TUNiT: Greater Than the Sum of Its Parts

Adidas' customizable soccer cleat lets you mix and match shoe components to find the right style for your activity

Editor's Rating:

The Good: Sock-soft, agile, adaptable

The Bad: They don't breathe, meaning hot feet

The Bottom Line: A welcome addition to any soccer buff's sports kit

First it was a computerized running shoe. Now, it's a high-tech, customizable soccer cleat. Just in time for the 2006 World Soccer Cup in Germany, Adidas-Salomon (ADDYY) has unleashed the +F50 TUNiT, the latest in a lengthening list of shoes and clothing that mesh technological gadgetry with style.

TUNiT hit retailers' shelves on Apr. 1. The shoes are something of an athletic smorgasbord that lets the wearer mix and match the various parts of the shoe, from uppers to insoles to the studs that dig into the ground to improve traction.

A starter kit, including one set of uppers with one insole and three sets of replaceable studs, sells for $175. That's not cheap, but it's also not far from what a high-end pair of cleats costs these days anyway. A package that includes three uppers, two insoles, and three sets of studs will set you back $350. That set allows for 18 different cleat variations.


And Adidas reckons variation is just what shoe buyers want. The company's internal research indicates that teens and young adults between 16 and 25 are ready to customize their shoes the way they already personalize things like cell phones and MP3 players such as Apple's (AAPL) iPod. "The young, aspirational consumer is all about looking different, standing out, but still being part of the team," says Klaus Filbry, vice-president of footwear marketing at Adidas.

The company has already delved into customizable shoes with its $250 Adidas 1 (see BW Online, 03/15/05, "Adidas: The Machine of a New Sole"). And sales of an earlier version of customizable soccer cleats rose 40% last year, Adidas says.

I got to try a bunch of TUNiT uppers and studs, and putting them together makes one feel a little bit like the village cobbler of days past. There I was, in the middle of the room surrounded by boxes with all manner of shoe parts. Inside the starter-kit box, containing the shoes and the three sets of studs, I found a little metal tool, like a piece of pipe, that I used to insert and remove the studs.


Each set is designed for a certain kind of ground: firm, grass, and hard. And each is made of different material. Those for hard ground are made of plastic, for instance. The idea here is that the user doesn't have to buy multiple pairs of shoes. While most of my soccer-playing friends do just fine with one pair, those who play on different types of field would probably benefit from the TUNiT.
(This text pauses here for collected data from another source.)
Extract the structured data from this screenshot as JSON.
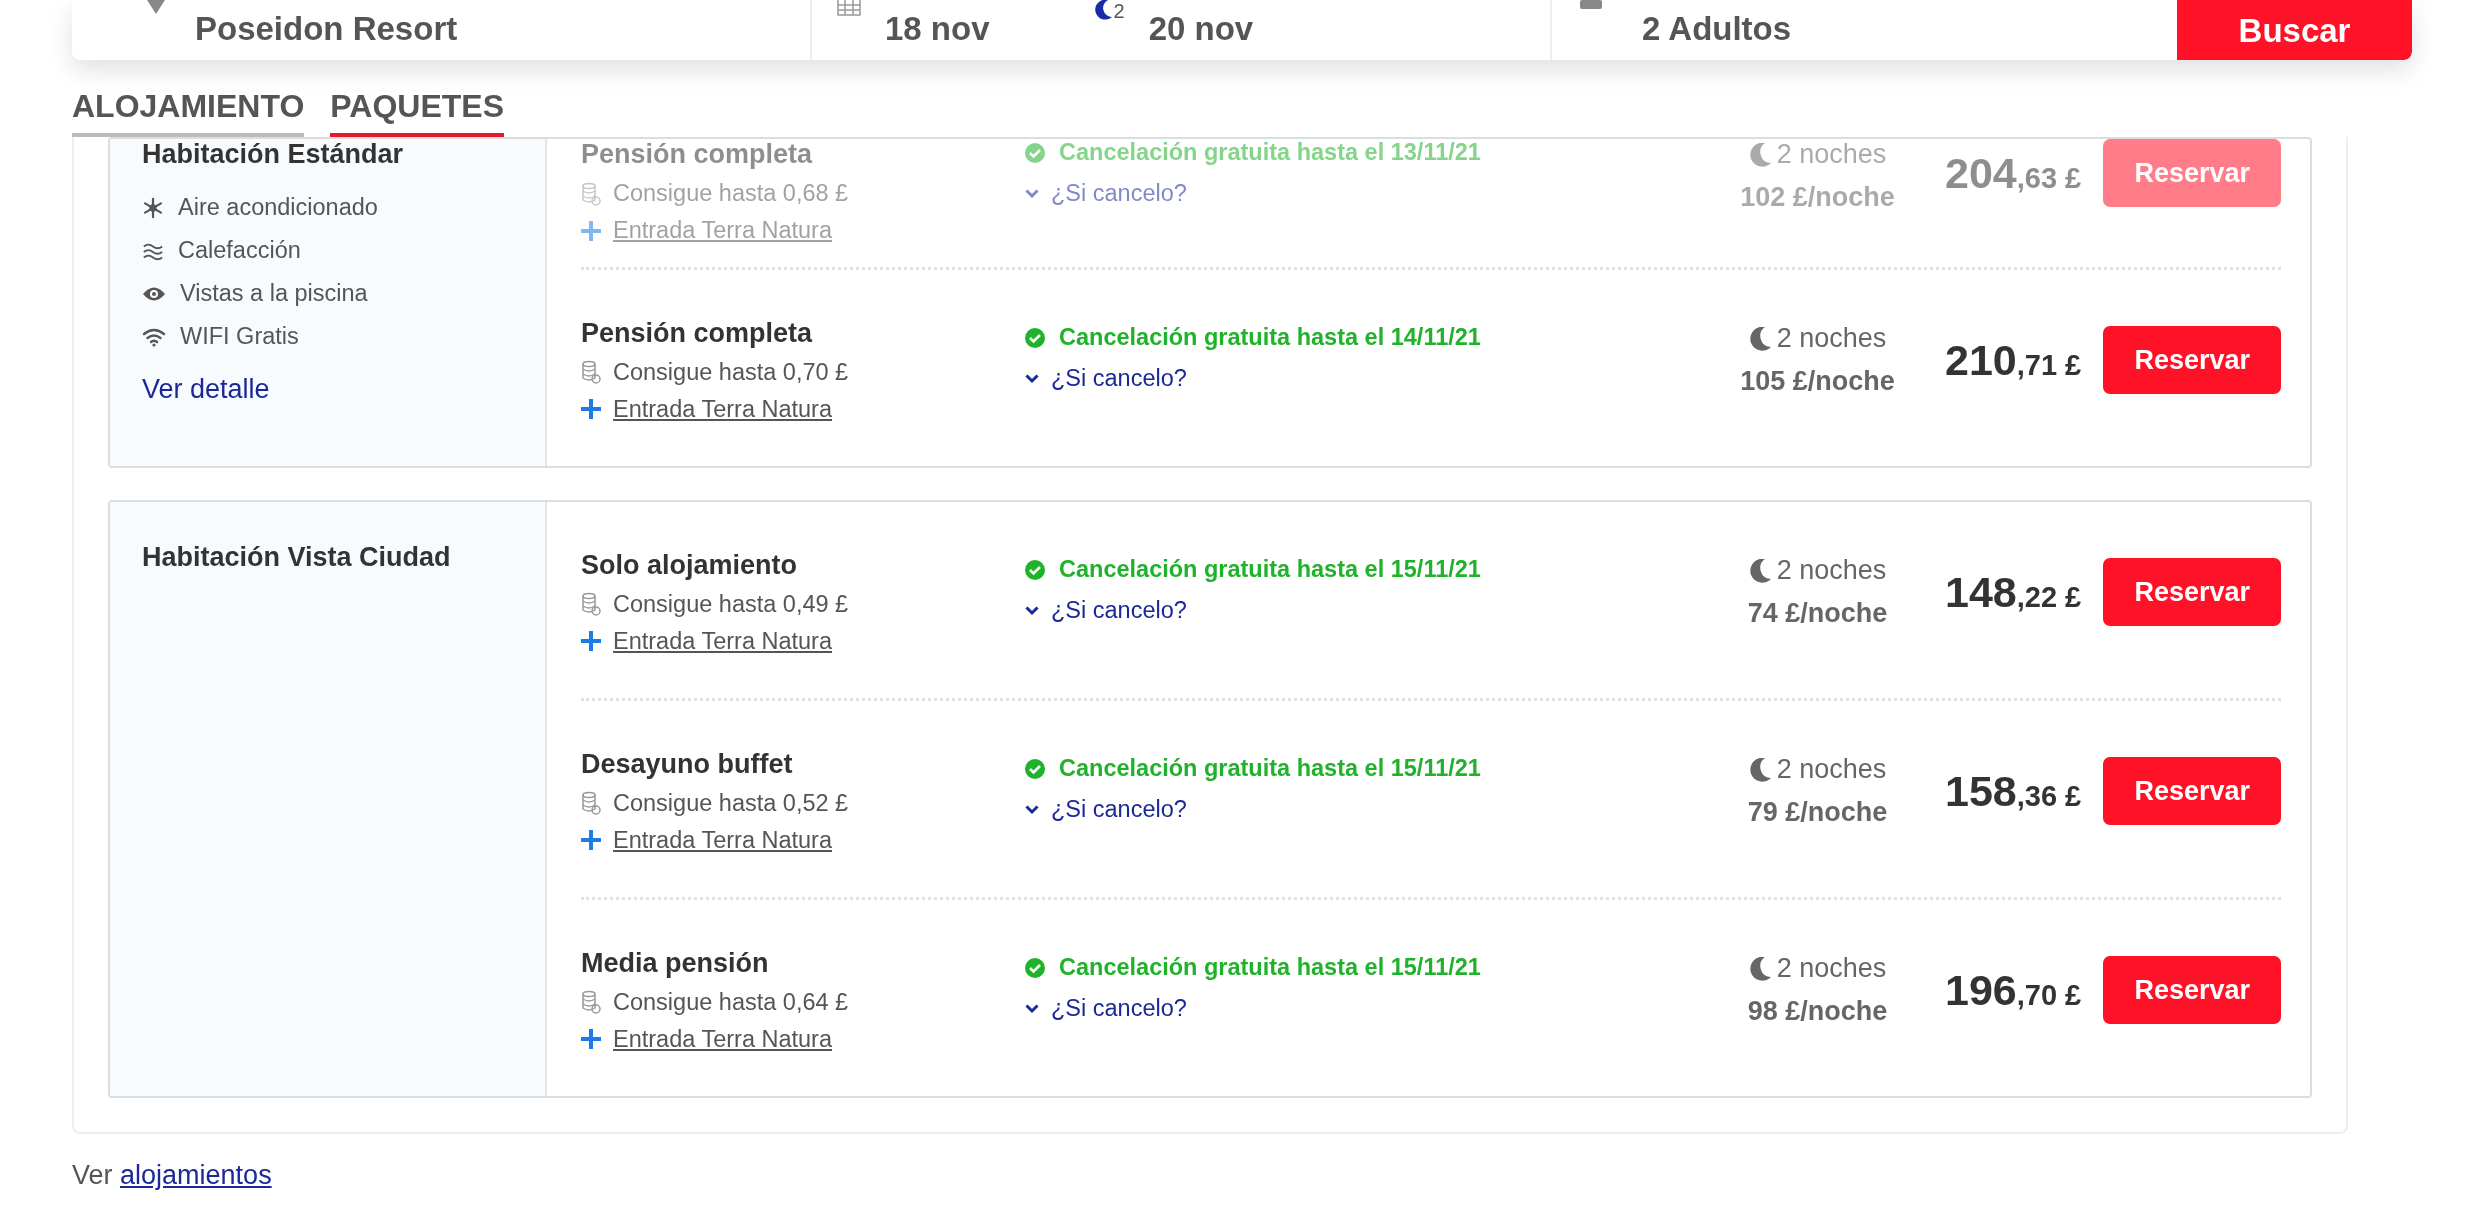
{
  "search": {
    "destination": "Poseidon Resort",
    "checkin": "18 nov",
    "nights": "2",
    "checkout": "20 nov",
    "guests": "2 Adultos",
    "button": "Buscar"
  },
  "tabs": [
    {
      "label": "ALOJAMIENTO",
      "selected": false
    },
    {
      "label": "PAQUETES",
      "selected": true
    }
  ],
  "rooms": [
    {
      "name": "Habitación Estándar",
      "amenities": [
        {
          "kind": "snowflake",
          "label": "Aire acondicionado"
        },
        {
          "kind": "waves",
          "label": "Calefacción"
        },
        {
          "kind": "eye",
          "label": "Vistas a la piscina"
        },
        {
          "kind": "wifi",
          "label": "WIFI Gratis"
        }
      ],
      "detail_link": "Ver detalle",
      "rates": [
        {
          "board": "Pensión completa",
          "points": "Consigue hasta 0,68 £",
          "extra": "Entrada Terra Natura",
          "cancellation": "Cancelación gratuita hasta el 13/11/21",
          "cancel_toggle": "¿Si cancelo?",
          "nights": "2 noches",
          "per_night": "102 £/noche",
          "price_int": "204",
          "price_dec": ",63 £",
          "button": "Reservar",
          "faded": true
        },
        {
          "board": "Pensión completa",
          "points": "Consigue hasta 0,70 £",
          "extra": "Entrada Terra Natura",
          "cancellation": "Cancelación gratuita hasta el 14/11/21",
          "cancel_toggle": "¿Si cancelo?",
          "nights": "2 noches",
          "per_night": "105 £/noche",
          "price_int": "210",
          "price_dec": ",71 £",
          "button": "Reservar",
          "faded": false
        }
      ]
    },
    {
      "name": "Habitación Vista Ciudad",
      "rates": [
        {
          "board": "Solo alojamiento",
          "points": "Consigue hasta 0,49 £",
          "extra": "Entrada Terra Natura",
          "cancellation": "Cancelación gratuita hasta el 15/11/21",
          "cancel_toggle": "¿Si cancelo?",
          "nights": "2 noches",
          "per_night": "74 £/noche",
          "price_int": "148",
          "price_dec": ",22 £",
          "button": "Reservar",
          "faded": false
        },
        {
          "board": "Desayuno buffet",
          "points": "Consigue hasta 0,52 £",
          "extra": "Entrada Terra Natura",
          "cancellation": "Cancelación gratuita hasta el 15/11/21",
          "cancel_toggle": "¿Si cancelo?",
          "nights": "2 noches",
          "per_night": "79 £/noche",
          "price_int": "158",
          "price_dec": ",36 £",
          "button": "Reservar",
          "faded": false
        },
        {
          "board": "Media pensión",
          "points": "Consigue hasta 0,64 £",
          "extra": "Entrada Terra Natura",
          "cancellation": "Cancelación gratuita hasta el 15/11/21",
          "cancel_toggle": "¿Si cancelo?",
          "nights": "2 noches",
          "per_night": "98 £/noche",
          "price_int": "196",
          "price_dec": ",70 £",
          "button": "Reservar",
          "faded": false
        }
      ]
    }
  ],
  "footer": {
    "prefix": "Ver",
    "link": "alojamientos"
  }
}
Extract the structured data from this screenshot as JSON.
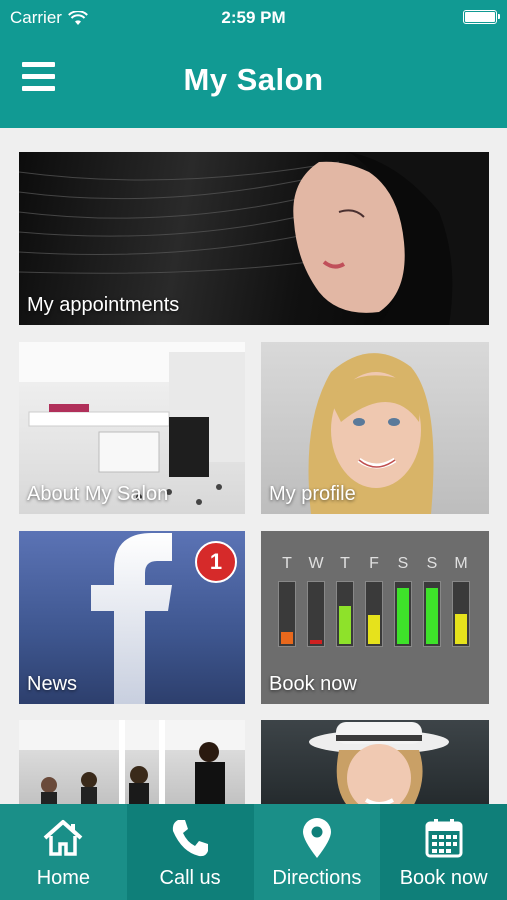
{
  "status_bar": {
    "carrier": "Carrier",
    "time": "2:59 PM"
  },
  "nav": {
    "title": "My Salon",
    "menu_icon": "hamburger-menu-icon"
  },
  "tiles": {
    "appointments": {
      "label": "My appointments"
    },
    "about": {
      "label": "About My Salon"
    },
    "profile": {
      "label": "My profile"
    },
    "news": {
      "label": "News",
      "badge": "1"
    },
    "book": {
      "label": "Book now",
      "days": [
        "T",
        "W",
        "T",
        "F",
        "S",
        "S",
        "M"
      ],
      "levels": [
        0.2,
        0.06,
        0.62,
        0.46,
        0.9,
        0.9,
        0.48
      ],
      "colors": [
        "#e8681c",
        "#d02020",
        "#8ee22a",
        "#e6e21c",
        "#3ee22a",
        "#3ee22a",
        "#e6e21c"
      ]
    }
  },
  "tabbar": [
    {
      "label": "Home",
      "icon": "home-icon"
    },
    {
      "label": "Call us",
      "icon": "phone-icon"
    },
    {
      "label": "Directions",
      "icon": "location-pin-icon"
    },
    {
      "label": "Book now",
      "icon": "calendar-icon"
    }
  ],
  "colors": {
    "brand": "#119a93",
    "badge": "#d62a2a"
  }
}
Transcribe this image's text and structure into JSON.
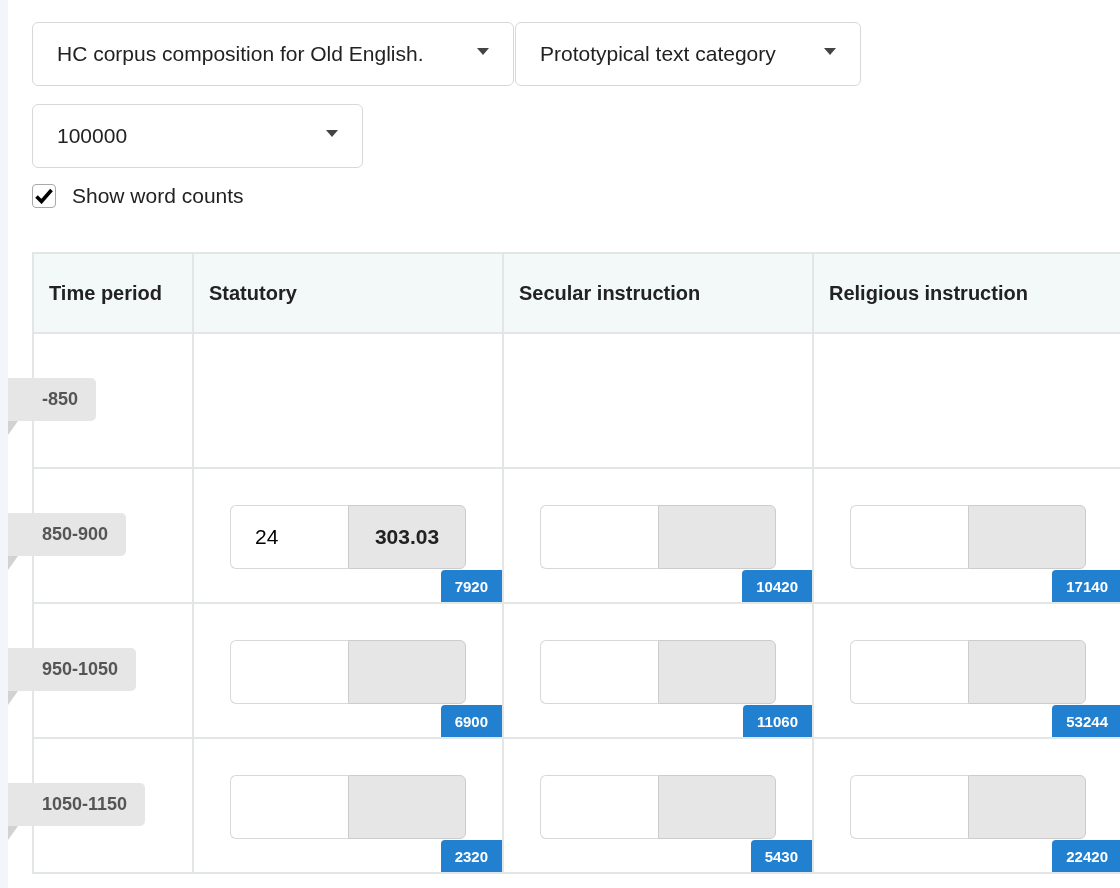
{
  "dropdowns": [
    {
      "value": "HC corpus composition for Old English."
    },
    {
      "value": "Prototypical text category"
    },
    {
      "value": "100000"
    }
  ],
  "show_word_counts": {
    "label": "Show word counts",
    "checked": true
  },
  "table": {
    "columns": [
      "Time period",
      "Statutory",
      "Secular instruction",
      "Religious instruction"
    ],
    "rows": [
      {
        "period": "-850"
      },
      {
        "period": "850-900",
        "cells": [
          {
            "value": "24",
            "rate": "303.03",
            "count": "7920"
          },
          {
            "count": "10420"
          },
          {
            "count": "17140"
          }
        ]
      },
      {
        "period": "950-1050",
        "cells": [
          {
            "count": "6900"
          },
          {
            "count": "11060"
          },
          {
            "count": "53244"
          }
        ]
      },
      {
        "period": "1050-1150",
        "cells": [
          {
            "count": "2320"
          },
          {
            "count": "5430"
          },
          {
            "count": "22420"
          }
        ]
      }
    ]
  }
}
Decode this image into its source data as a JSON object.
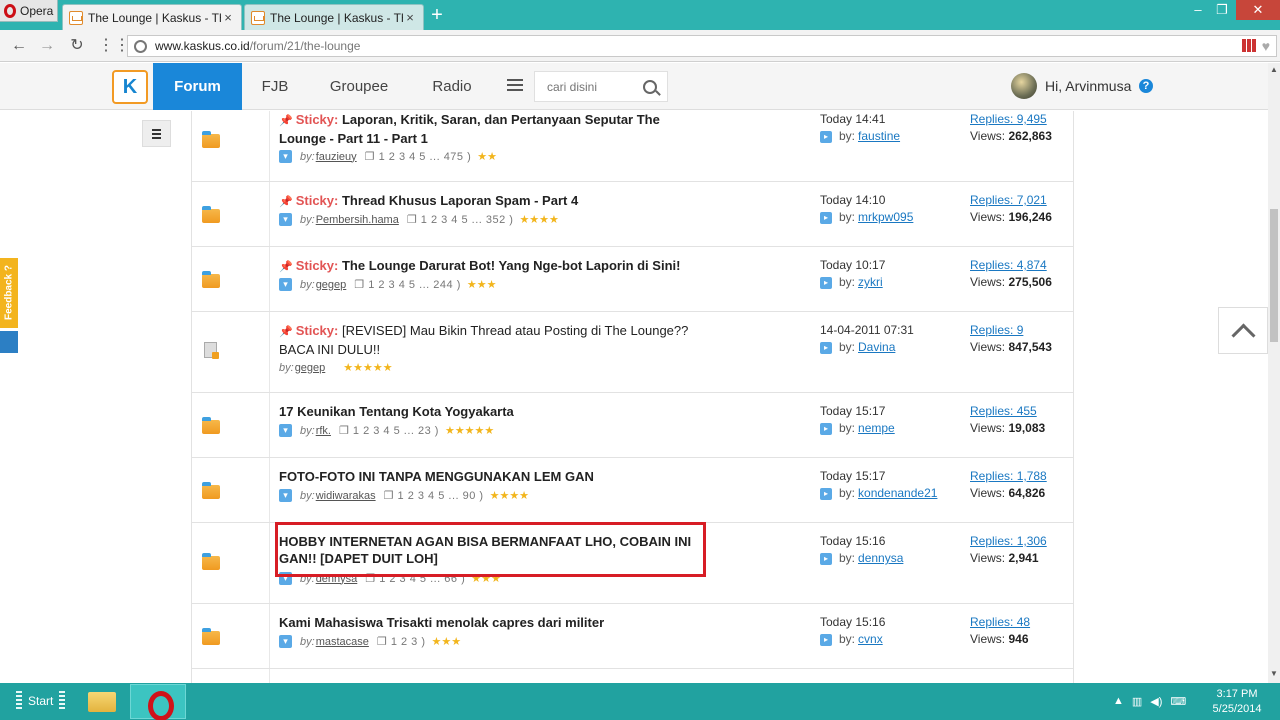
{
  "browser": {
    "menu_label": "Opera",
    "tabs": [
      {
        "title": "The Lounge | Kaskus - The",
        "close": "×"
      },
      {
        "title": "The Lounge | Kaskus - The",
        "close": "×"
      }
    ],
    "new_tab": "+",
    "url_host": "www.kaskus.co.id",
    "url_path": "/forum/21/the-lounge"
  },
  "site": {
    "logo": "K",
    "nav": [
      "Forum",
      "FJB",
      "Groupee",
      "Radio"
    ],
    "search_placeholder": "cari disini",
    "greeting": "Hi, Arvinmusa",
    "help": "?"
  },
  "threads": [
    {
      "sticky_label": "Sticky:",
      "title": "Laporan, Kritik, Saran, dan Pertanyaan Seputar The Lounge - Part 11 - Part 1",
      "by": "by:",
      "author": "fauzieuy",
      "pages": "1 2 3 4 5 ... 475 )",
      "stars": "★★",
      "lastpost_time": "Today 14:41",
      "lastpost_by": "by:",
      "lastpost_user": "faustine",
      "replies": "Replies: 9,495",
      "views_label": "Views:",
      "views": "262,863"
    },
    {
      "sticky_label": "Sticky:",
      "title": "Thread Khusus Laporan Spam - Part 4",
      "by": "by:",
      "author": "Pembersih.hama",
      "pages": "1 2 3 4 5 ... 352 )",
      "stars": "★★★★",
      "lastpost_time": "Today 14:10",
      "lastpost_by": "by:",
      "lastpost_user": "mrkpw095",
      "replies": "Replies: 7,021",
      "views_label": "Views:",
      "views": "196,246"
    },
    {
      "sticky_label": "Sticky:",
      "title": "The Lounge Darurat Bot! Yang Nge-bot Laporin di Sini!",
      "by": "by:",
      "author": "gegep",
      "pages": "1 2 3 4 5 ... 244 )",
      "stars": "★★★",
      "lastpost_time": "Today 10:17",
      "lastpost_by": "by:",
      "lastpost_user": "zykri",
      "replies": "Replies: 4,874",
      "views_label": "Views:",
      "views": "275,506"
    },
    {
      "sticky_label": "Sticky:",
      "title": "[REVISED] Mau Bikin Thread atau Posting di The Lounge?? BACA INI DULU!!",
      "by": "by:",
      "author": "gegep",
      "pages": "",
      "stars": "★★★★★",
      "lastpost_time": "14-04-2011 07:31",
      "lastpost_by": "by:",
      "lastpost_user": "Davina",
      "replies": "Replies: 9",
      "views_label": "Views:",
      "views": "847,543"
    },
    {
      "sticky_label": "",
      "title": "17 Keunikan Tentang Kota Yogyakarta",
      "by": "by:",
      "author": "rfk.",
      "pages": "1 2 3 4 5 ... 23 )",
      "stars": "★★★★★",
      "lastpost_time": "Today 15:17",
      "lastpost_by": "by:",
      "lastpost_user": "nempe",
      "replies": "Replies: 455",
      "views_label": "Views:",
      "views": "19,083"
    },
    {
      "sticky_label": "",
      "title": "FOTO-FOTO INI TANPA MENGGUNAKAN LEM GAN",
      "by": "by:",
      "author": "widiwarakas",
      "pages": "1 2 3 4 5 ... 90 )",
      "stars": "★★★★",
      "lastpost_time": "Today 15:17",
      "lastpost_by": "by:",
      "lastpost_user": "kondenande21",
      "replies": "Replies: 1,788",
      "views_label": "Views:",
      "views": "64,826"
    },
    {
      "sticky_label": "",
      "title": "HOBBY INTERNETAN AGAN BISA BERMANFAAT LHO, COBAIN INI GAN!! [DAPET DUIT LOH]",
      "by": "by:",
      "author": "dennysa",
      "pages": "1 2 3 4 5 ... 66 )",
      "stars": "★★★",
      "lastpost_time": "Today 15:16",
      "lastpost_by": "by:",
      "lastpost_user": "dennysa",
      "replies": "Replies: 1,306",
      "views_label": "Views:",
      "views": "2,941"
    },
    {
      "sticky_label": "",
      "title": "Kami Mahasiswa Trisakti menolak capres dari militer",
      "by": "by:",
      "author": "mastacase",
      "pages": "1 2 3 )",
      "stars": "★★★",
      "lastpost_time": "Today 15:16",
      "lastpost_by": "by:",
      "lastpost_user": "cvnx",
      "replies": "Replies: 48",
      "views_label": "Views:",
      "views": "946"
    }
  ],
  "widgets": {
    "feedback": "Feedback ?"
  },
  "taskbar": {
    "start": "Start",
    "time": "3:17 PM",
    "date": "5/25/2014"
  }
}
The assembly was relatively easy. At first, I was slightly mystified by the instructions -- or the lack thereof -- on how to take out and insert the studs. But each box of studs was labeled (that it was intended for hard ground, for instance). And I figured out how to do everything within minutes. But a note of caution: Tighten the studs well to avoid injury, and make sure the studs are facing the right direction. Toward the heel, the pointed edge faces back. Everywhere else, it faces forward.

Once I had them on, studs and all, I found them extremely light. The uppers are made of shiny, synthetic microfiber, which, according to Adidas, is "built to last like leather." Indeed, after I accidentally kicked the toe of the shoe into asphalt while running, I couldn't find a single scratch. And the shoes are waterproof.


At the same time, the material is so soft you feel like you're wearing socks. That makes for easier ball handling and could aid in helping buyers break in the shoes in without forming blisters. There's also a lace cover to help you avoid missing shots and passes as a result of the ball making contact with the lacing.

The downside of a synthetic upper, though, is that the shoes don't breathe as well as ones made of leather. Adidas says it plans to introduce special uppers designed to keep feet cooler.

As for the sole, it's very flexible -- important for making quick, sharp moves during a game. That said, I felt the spikes a little bit through the sole when I tried the cleats on hard ground. It was as if the studs were too long for comfort. The cleats felt comfortable on soft ground and grass, though.


Of course, Adidas isn't alone in making customizable shoes. The company's main rival, Nike (NKE), lets soccer players choose the color of their cleats' upper, laces, and plates. You can even get your initials stamped on the shoe. The problem is, you often have to wait five to seven weeks for your online order to arrive, and most kids (and adults) don't have that kind of patience.

It's apparent that the TUNiT is part of Adidas' plan for grabbing market share from Nike. After its just-closed acquisition of Reebok, Adidas has more than 20% of the U.S. market, compared with Nike's 44%. "I expect Adidas to be very aggressive," says John Shanley, an analyst with Susquehanna Financial Group.

Overall, I was pleased with my TUNiT experience. And while I wonder how large a market there is for such high-priced and highly customizable shoes, I can see how this pair would be a welcome addition to the wardrobe of many a die-hard soccer aficionado.